Improvements in the capabilities of image data processing devices such as printers and digital cameras in recent years have been accompanied by utilization of color space of wider color gamuts in the processing of image data.
In a digital camera, for example, color correction processing is executed in a color space having a wide color gamut, examples of such a color space being sRGB and Adobe RGB. The flow of image processing in a digital camera having a color correction processing function disclosed in the specification of Japanese Patent Application Laid-Open No. 2003-198909 will be described with reference to FIG. 17 as an example of such processing.
As shown in FIG. 17, light is introduced to the lens of a digital camera in response to pressing of a shutter-release button (step S1701), and the incident light is made to impinge upon a sensor such as a CCD or CMOS so that the optical signal is converted to an RGB digital signal (step S1702).
Next, this digital image data is subjected to interpolation processing followed by processing such as white-balance processing (step S1703). The image data that has undergone interpolation processing is subjected to a color correction by sRGB color space or by the wider Adobe RGB color space based upon a designation made by the user (step S1704). (For reference purposes, the color gamuts of sRGB color space and Adobe RGB color space are indicated at 1601 and 1602 in FIG. 16.)
After the color-corrected image data is subjected to gamma processing in conformity with the monitor output (step S1705), the image data is subjected to JPEG (Joint Photographic Experts Group) compression (step S1706). One series of image processing operations is thus completed.
Thus, in the case of a digital camera, color correction processing utilizing a color space having a wide color gamut is executed in image processing up to the compression and storage of image data captured by photography.
In recent years, not only widening of color-space color gamut but also higher tonality is sought in processing of image data in an image data processing apparatus.

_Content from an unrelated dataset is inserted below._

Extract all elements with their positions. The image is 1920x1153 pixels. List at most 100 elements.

For this reason, an improvement in the bit precision of image data processed is contemplated for, e.g., printers, for the purpose of widening the color gamut of color space and raising tonality.
In the case of a printer, however, when image data is subjected to print processing based upon a high bit precision, a problem which arises is that if the printing medium is of low quality, print processing takes an inordinately long period of time considering the low quality of the printed results. In other words, as far as the user is concerned, the desired printed result is not obtained despite the fact that print processing is executed over an extended period of time.
In view of these circumstances, lowering the bit precision has been considered as a measure to shorten the time needed for print processing. However, if bit precision is simply lowered under a wide color gamut, tonality will decline. That is, in a case where bit precision is raised in order to realize a wider color gamut and higher tonality in a printer, implementing this upon taking into account a balance between print-processing time and quality of printed results is preferred in view of suitability to user needs.
Similarly, in the case of a digital camera, it is necessary to take into account the balance between color gamut and tone in regard to realizing a wide color gamut and higher tonality. For example, as mentioned above, the color space used in the color correction of step S1704 is specified by the user. Since the JPEG scheme has a bit precision of eight bits, however, the color gamut of the captured image data will widen but tonality will decline if Adobe RGB color space is specified by the user. Such a decline in tonality becomes especially conspicuous in cases where the subject of photography is a human being.
More specifically, in a case where color-correction processing using sRGB color space and color-correction processing using Adobe RGB color space is performed with same bit precision, the color-correction processing using sRGB color space provides better tonality than the color-correction processing using Adobe RGB color space.
This means that in a case where the subject is something other than a human being, such as scenery, color gamut should be emphasized and Adobe RGB color space specified. On the other hand, if the subject is a human being, the tonality of skin color should be emphasized and sRGB color space should be specified.
Thus, with regard to widening color gamut and improving tonality in a digital camera, implementing this upon taking into account the nature of the subject is preferred in view of suitability to user needs.